But two hours later the children had still not been found. Every room had been searched; the barns had been rifled; the sty was turned inside out.

There was no sign of two small girls.

“They must have run away,” Villiers said. “That’s what I would have done.”

“There’s nothing more we can do at the moment,” Eleanor said. “We must go home. It’s long past time for luncheon. You’ll send your footmen out to search the surrounding countryside and they’ll find the children in no time.

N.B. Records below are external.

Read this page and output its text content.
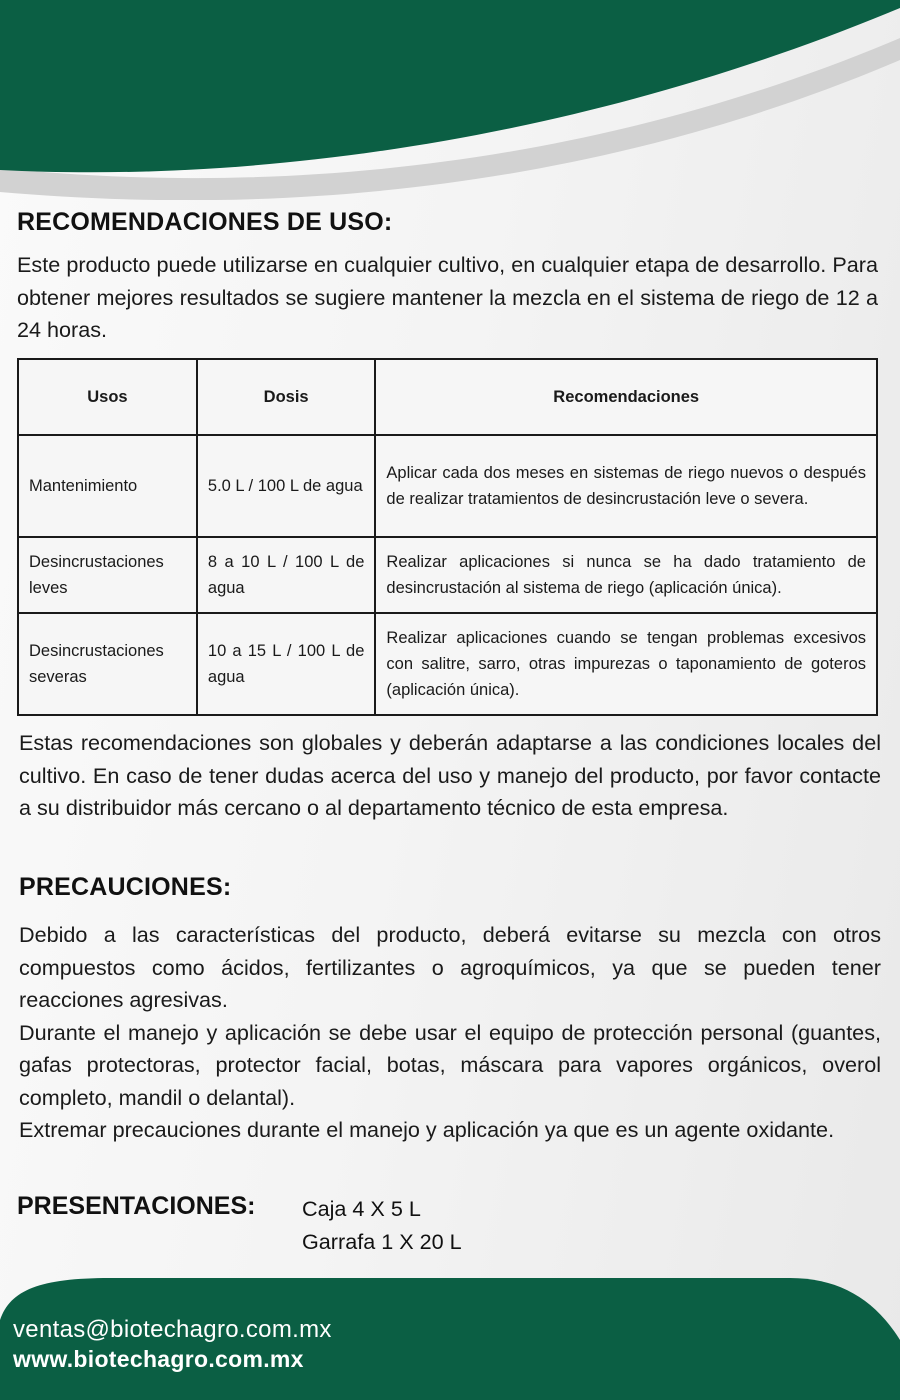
RECOMENDACIONES DE USO:

Este producto puede utilizarse en cualquier cultivo, en cualquier etapa de desarrollo. Para obtener mejores resultados se sugiere mantener la mezcla en el sistema de riego de 12 a 24 horas.

Usos	Dosis	Recomendaciones
Mantenimiento	5.0 L / 100 L de agua	Aplicar cada dos meses en sistemas de riego nuevos o después de realizar tratamientos de desincrustación leve o severa.
Desincrustaciones leves	8 a 10 L / 100 L de agua	Realizar aplicaciones si nunca se ha dado tratamiento de desincrustación al sistema de riego (aplicación única).
Desincrustaciones severas	10 a 15 L / 100 L de agua	Realizar aplicaciones cuando se tengan problemas excesivos con salitre, sarro, otras impurezas o taponamiento de goteros (aplicación única).

Estas recomendaciones son globales y deberán adaptarse a las condiciones locales del cultivo. En caso de tener dudas acerca del uso y manejo del producto, por favor contacte a su distribuidor más cercano o al departamento técnico de esta empresa.

PRECAUCIONES:

Debido a las características del producto, deberá evitarse su mezcla con otros compuestos como ácidos, fertilizantes o agroquímicos, ya que se pueden tener reacciones agresivas.

Durante el manejo y aplicación se debe usar el equipo de protección personal (guantes, gafas protectoras, protector facial, botas, máscara para vapores orgánicos, overol completo, mandil o delantal).

Extremar precauciones durante el manejo y aplicación ya que es un agente oxidante.

PRESENTACIONES: Caja 4 X 5 L
Garrafa 1 X 20 L
ventas@biotechagro.com.mx
www.biotechagro.com.mx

They can’t have gone far.”

That was true. He could feel the logic of it like a balm to his soul. “You called me Leopold in the orphanage,” he pointed out.

“A moment of weakness,” she said, accepting a footman’s hand to climb into the carriage.

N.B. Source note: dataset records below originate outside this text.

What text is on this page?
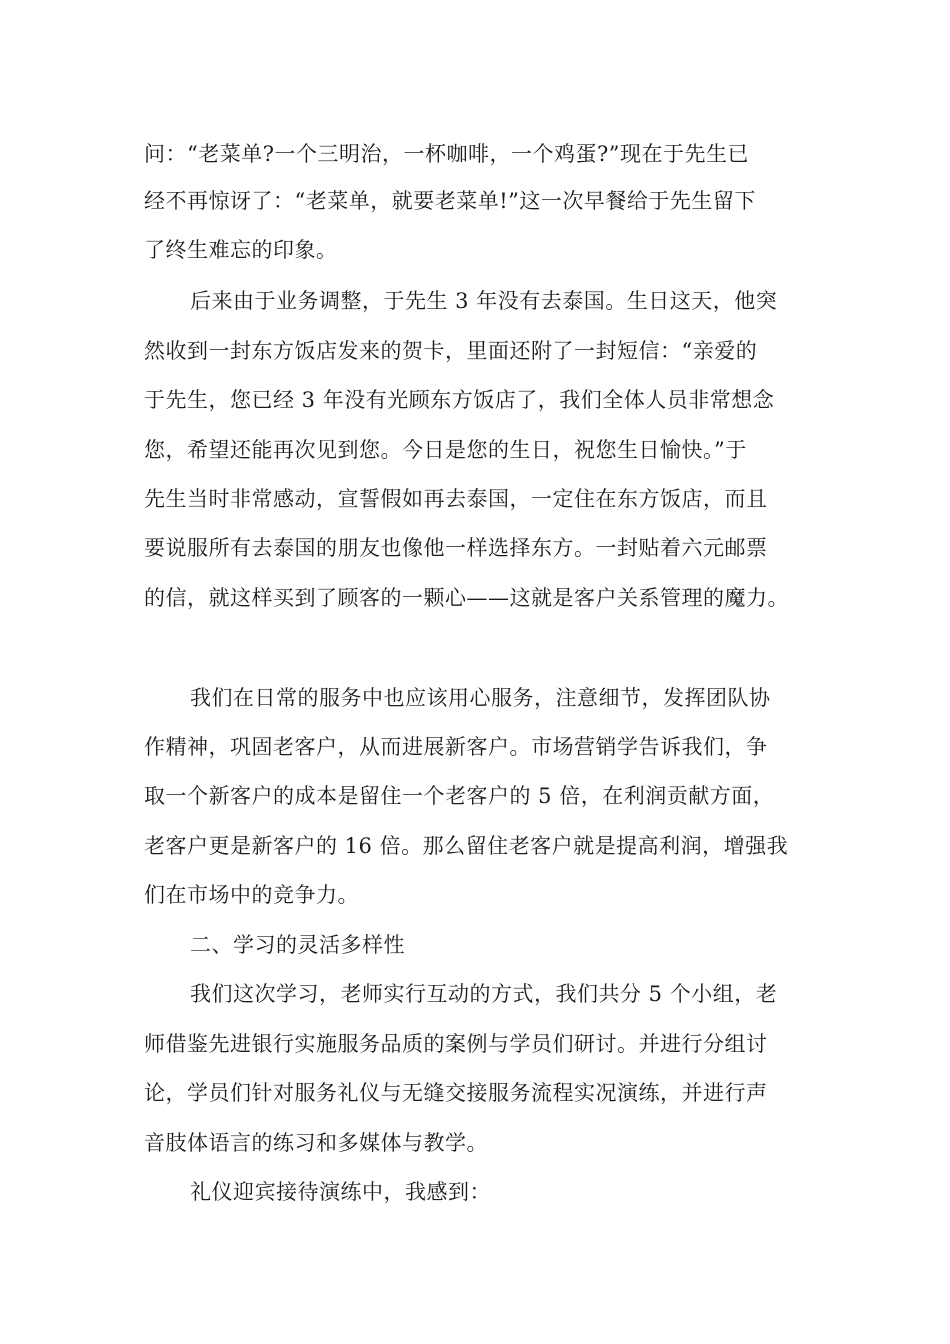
问：“老菜单?一个三明治，一杯咖啡，一个鸡蛋?”现在于先生已
经不再惊讶了：“老菜单，就要老菜单!”这一次早餐给于先生留下
了终生难忘的印象。
后来由于业务调整，于先生 3 年没有去泰国。生日这天，他突
然收到一封东方饭店发来的贺卡，里面还附了一封短信：“亲爱的
于先生，您已经 3 年没有光顾东方饭店了，我们全体人员非常想念
您，希望还能再次见到您。今日是您的生日，祝您生日愉快。”于
先生当时非常感动，宣誓假如再去泰国，一定住在东方饭店，而且
要说服所有去泰国的朋友也像他一样选择东方。一封贴着六元邮票
的信，就这样买到了顾客的一颗心——这就是客户关系管理的魔力。
我们在日常的服务中也应该用心服务，注意细节，发挥团队协
作精神，巩固老客户，从而进展新客户。市场营销学告诉我们，争
取一个新客户的成本是留住一个老客户的 5 倍，在利润贡献方面，
老客户更是新客户的 16 倍。那么留住老客户就是提高利润，增强我
们在市场中的竞争力。
二、学习的灵活多样性
我们这次学习，老师实行互动的方式，我们共分 5 个小组，老
师借鉴先进银行实施服务品质的案例与学员们研讨。并进行分组讨
论，学员们针对服务礼仪与无缝交接服务流程实况演练，并进行声
音肢体语言的练习和多媒体与教学。
礼仪迎宾接待演练中，我感到：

Once in the carriage, he put his head back so he didn’t have to meet her eyes and said, “You must think it’s very odd that I…” He tried to figure out how to phrase exactly what happened to him.

“You were terrified,” Eleanor said, pulling a little mirror from her net bag and rubbing a smudge on her cheek. “That sty! That grotesque woman! I was just as frightened, and the children aren’t even mine.”

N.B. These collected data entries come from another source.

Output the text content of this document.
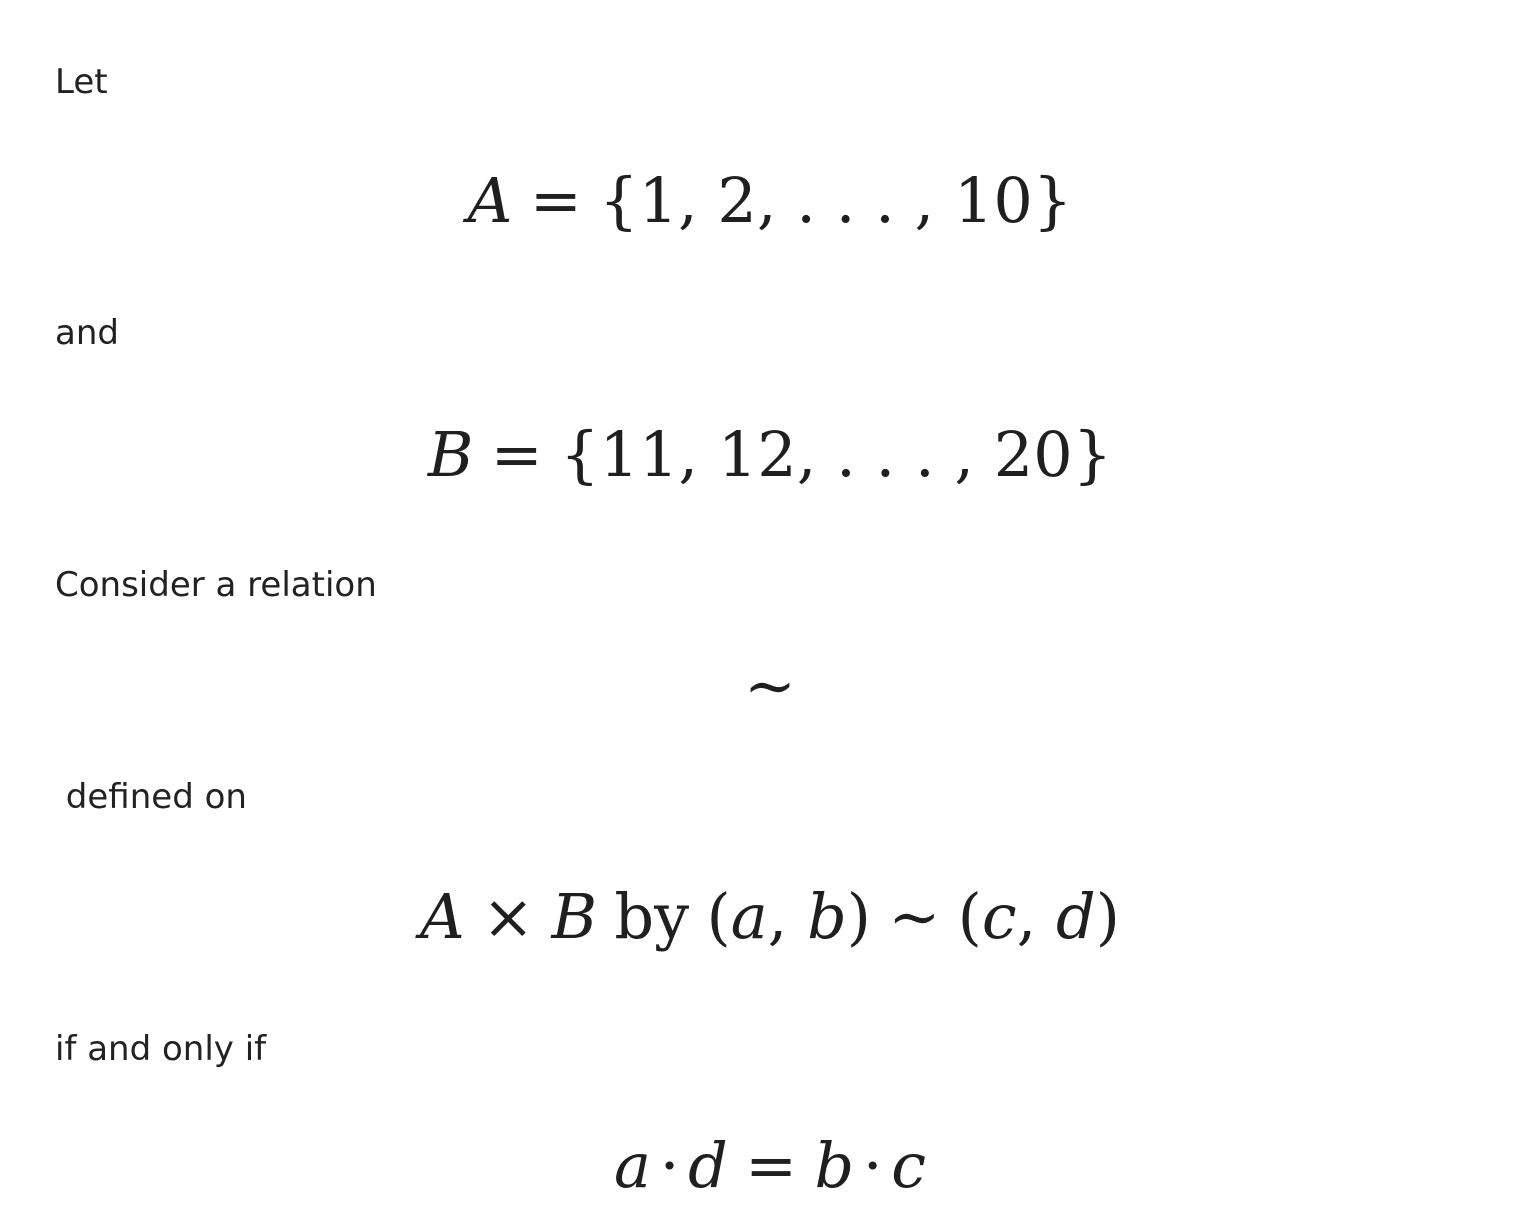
Let
A = {1, 2, . . . , 10}
and
B = {11, 12, . . . , 20}
Consider a relation
∼
defined on
A × B by (a, b) ∼ (c, d)
if and only if
a · d = b · c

“I can hardly claim them as my children, in that sense of the word. I didn’t even know where they were living until a few days ago. I never gave them a second’s thought until this year. They could have been spending every night in a sty, for all I knew.”

“Nonsense. You paid for them to be well-housed, warm, fed, and educated. That’s more than many fathers in the same situation do.” She peered at herself in the small glass and then dropped it back into her bag. “Lord knows, you’re rich enough to give them all settlements, and that will buy them a future.”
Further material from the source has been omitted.